2025 ISAKOS Biennial Congress Paper
Multicentric Development and Validation of a Fully Automated Artificial Intelligence System for Planning of Medial Open Wedge High Tibial Osteotomy on Weight-Bearing Anterior-Posterior Long Leg Radiographs
Marco-Christopher Rupp, MD, Munich, Bavaria GERMANY
Felix Lindner, cand. med., Munich GERMANY
Matthias Feucht, MD, Munich GERMANY
Lorenz Fritsch, MD, Munich GERMANY
Rüdiger von Eisenhart-Rothe, MD, MBA, Schwandorf, Bayern GERMANY
Matthias Jung, MD, Freiburg GERMANY
Maximilian F. Russe, MD, Freiburg GERMANY
Sebastian Siebenlist, MD, MHBA, Prof., Munich, Bavaria GERMANY
Nikolas Wilhelm, M.Sc. PhD, Munich GERMANY
Department of Sports Orthopaedics, Technical University of Munich, Germany, GERMANY
FDA Status Not Applicable
Summary
This multicentric study developed and validated an artificial intelligence model for fully automated high tibial osteotomy planning, demonstrating precision and reliability comparable to expert orthopedic surgeons, while significantly reducing processing time and highlighting the potential of this technology to assist in labor-intensive tasks
Abstract
Background
Preoperative planning, currently performed by orthopedic surgeons(OS), is essential for successful osteotomy, but is labor-intensive and error-prone. As such, there is significant potential in the use of automated artificial intelligence(AI) algorithms to augment the abilities of OS in managing lower extremity pathologies in a high-volume tasks that demand high precision and reliability. The aim was to develop a deep learning(DL) system capable of fully autonomous planning a high tibial osteotomy (HTO) on weight bearing anterior posterior(a.p.) long leg radiographs(LLR) and to validate clinical accuracy, reliability and processing time of the DL model compared to expert OS on multicentric test data sets (2 institutions).
Methods
A total of 594 patients (age 41.1±13.2 years, 182 female) who underwent osteotomy between 01/2010-01/2021 were retrospectively enrolled. Manual annotations for lower extremity alignment and high tibial landmarks were performed on a.p. LLR radiographs. The data set was divided into training (60%, n=399), validation (10%, n=59), and hold-out testing (30%, n=136), with an additional external dataset (n=100) for further testing. A DL system with twelve expert-networks was trained to identify relevant landmarks for HTO planning. The DL model was then tested on fully automated planning of a medial open wedge HTO based on 1) the desired postoperative intersection of the mechanical axis with the tibial plateau (%-based) and 2) the desired femorotibial axis (°-based). Accuracy, reliability, and processing time were compared with three expert orthopedic surgeons using FDA-approved preoperative planning software on the test data sets.
Results
Agreement of the annotated landmarks by the OS and the predicted landmarks by the DL model was (Sørensen-Dice coefficient: 0.94±0.02).
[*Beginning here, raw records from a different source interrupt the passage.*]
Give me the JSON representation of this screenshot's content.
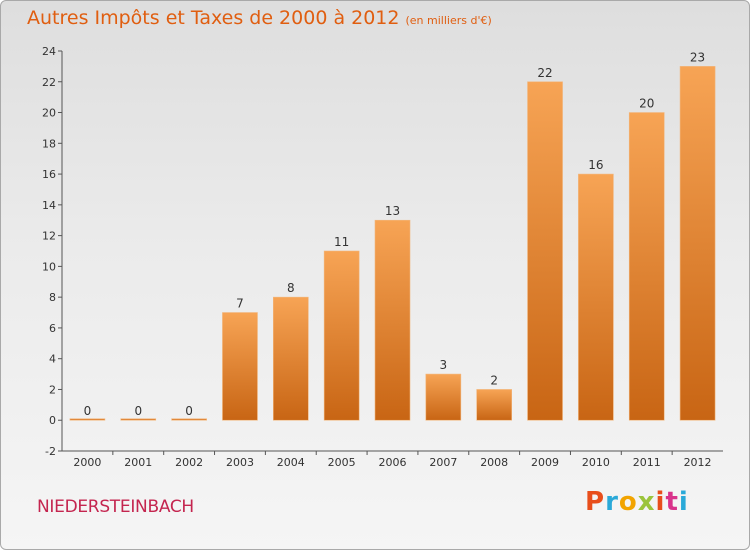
{
  "chart_data": {
    "type": "bar",
    "title": "Autres Impôts et Taxes de 2000 à 2012",
    "subtitle": "(en milliers d'€)",
    "categories": [
      "2000",
      "2001",
      "2002",
      "2003",
      "2004",
      "2005",
      "2006",
      "2007",
      "2008",
      "2009",
      "2010",
      "2011",
      "2012"
    ],
    "values": [
      0,
      0,
      0,
      7,
      8,
      11,
      13,
      3,
      2,
      22,
      16,
      20,
      23
    ],
    "data_labels": [
      "0",
      "0",
      "0",
      "7",
      "8",
      "11",
      "13",
      "3",
      "2",
      "22",
      "16",
      "20",
      "23"
    ],
    "ylim": [
      -2,
      24
    ],
    "y_ticks": [
      -2,
      0,
      2,
      4,
      6,
      8,
      10,
      12,
      14,
      16,
      18,
      20,
      22,
      24
    ],
    "y_tick_labels": [
      "-2",
      "0",
      "2",
      "4",
      "6",
      "8",
      "10",
      "12",
      "14",
      "16",
      "18",
      "20",
      "22",
      "24"
    ],
    "xlabel": "",
    "ylabel": "",
    "grid": false,
    "legend": "none",
    "bar_color_light": "#f7a455",
    "bar_color_dark": "#c86514"
  },
  "footer": {
    "commune": "NIEDERSTEINBACH",
    "brand_letters": [
      "P",
      "r",
      "o",
      "x",
      "i",
      "t",
      "i"
    ],
    "brand_colors": [
      "#e84e1b",
      "#2aa9d8",
      "#f2a400",
      "#9bc43b",
      "#e84e1b",
      "#d9338b",
      "#2aa9d8"
    ]
  },
  "colors": {
    "title": "#e05e10",
    "commune": "#c4254f"
  }
}
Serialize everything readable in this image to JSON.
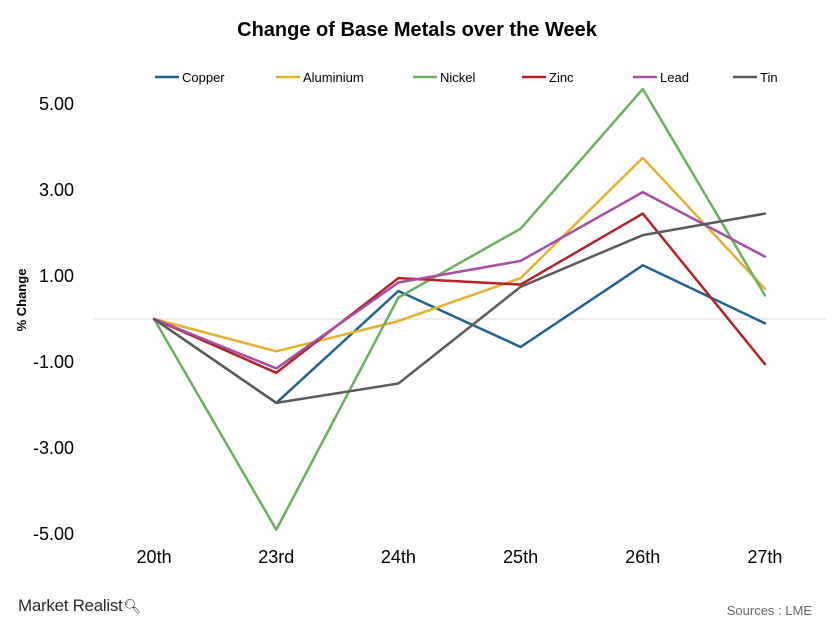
{
  "chart_data": {
    "type": "line",
    "title": "Change of Base Metals over the Week",
    "xlabel": "",
    "ylabel": "% Change",
    "categories": [
      "20th",
      "23rd",
      "24th",
      "25th",
      "26th",
      "27th"
    ],
    "y_ticks": [
      "5.00",
      "3.00",
      "1.00",
      "-1.00",
      "-3.00",
      "-5.00"
    ],
    "ylim": [
      -5,
      5
    ],
    "grid": false,
    "legend_position": "top",
    "series": [
      {
        "name": "Copper",
        "color": "#1f6391",
        "values": [
          0,
          -1.95,
          0.65,
          -0.65,
          1.25,
          -0.1
        ]
      },
      {
        "name": "Aluminium",
        "color": "#e5b02e",
        "values": [
          0,
          -0.75,
          -0.05,
          0.95,
          3.75,
          0.7
        ]
      },
      {
        "name": "Nickel",
        "color": "#6ab15c",
        "values": [
          0,
          -4.9,
          0.5,
          2.1,
          5.35,
          0.55
        ]
      },
      {
        "name": "Zinc",
        "color": "#b52126",
        "values": [
          0,
          -1.25,
          0.95,
          0.8,
          2.45,
          -1.05
        ]
      },
      {
        "name": "Lead",
        "color": "#a64ea6",
        "values": [
          0,
          -1.15,
          0.85,
          1.35,
          2.95,
          1.45
        ]
      },
      {
        "name": "Tin",
        "color": "#5b5b5b",
        "values": [
          0,
          -1.95,
          -1.5,
          0.75,
          1.95,
          2.45
        ]
      }
    ]
  },
  "footer": {
    "brand": "Market Realist",
    "brand_icon": "magnifier-icon",
    "source": "Sources : LME"
  }
}
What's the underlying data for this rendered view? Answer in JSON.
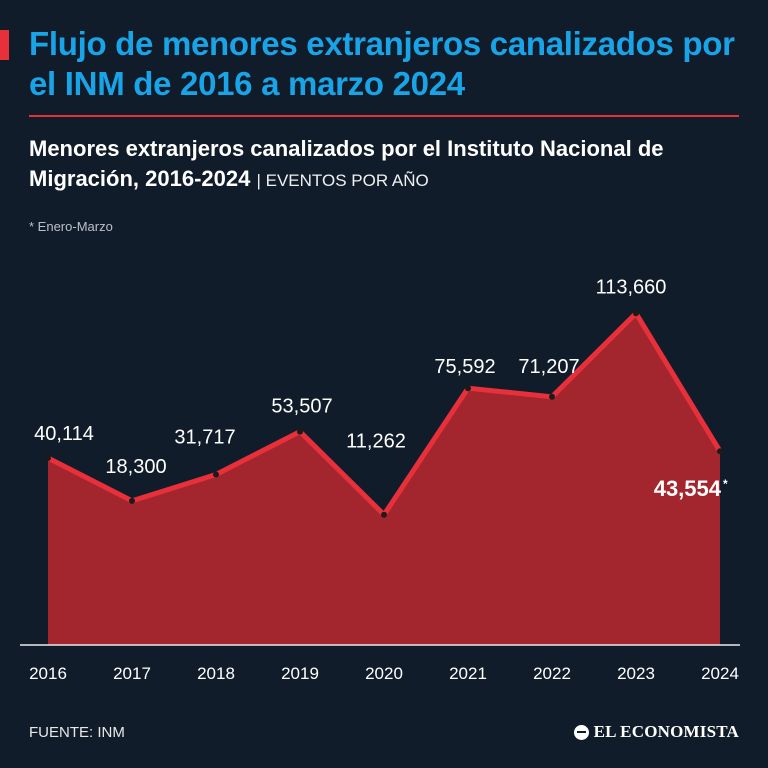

For preoperative alignment analysis, compared to the ground truth, human preoperative accuracy ranged from 0.13±0.10° to 1.06 ± 1.4°, reliability ranged from ICC 0.84-1.0 and clinically acceptable accuracy ranged from 72%-100 %. Preoperative accuracy of the DL model ranged from 0.22±0.18° to 1.04±1.28°, reliability ranged from ICC 0.93-1.0 and clinically acceptable accuracy ranged from 91%-100%.
For the planning of the osteotomy gap, compared to the ground truth, human accuracy ranged from 0.46±0.65 mm to 0.5±0.88 mm (%-based) and 0.43±0.55 to 0.52±0.75 mm (°-based), reliability ranged from ICC 0.9-0.96 and 0.95-0.97 and clinically acceptable accuracy was 93.6%-96.0% (%-based) and 89.8%-93.9% (°-based). For the DL model, the accuracy was 0.53±0.63 mm (%-based) and 0.44±0.53 mm(°-based), reliability was ICC 0.99 (both methods) and clinically acceptable accuracy was 98.1% (%-based) and 96.2% (°-based).
The DL-model significantly and substantially outperformed the OS in intrarater reliability (0.88 vs 1.0) and processing time for a fully automated alignment analysis (25.3 ± 0.8 seconds vs 148.7 ± 10.1 seconds, p < 0.01).
Conclusion
The developed DL model allowed for fully automated planning of a mow-HTO on a.p. LLR with precision, reliability, and robustness comparable to that of an expert OS, not failing on a single image during testing. By significantly and substantially outperforming human raters in processing time as well as repeated measurement reliability, DL models such as this yield the potential assist the orthopedic providers by accelerating and enhancing osteotomy planning in clinical practice.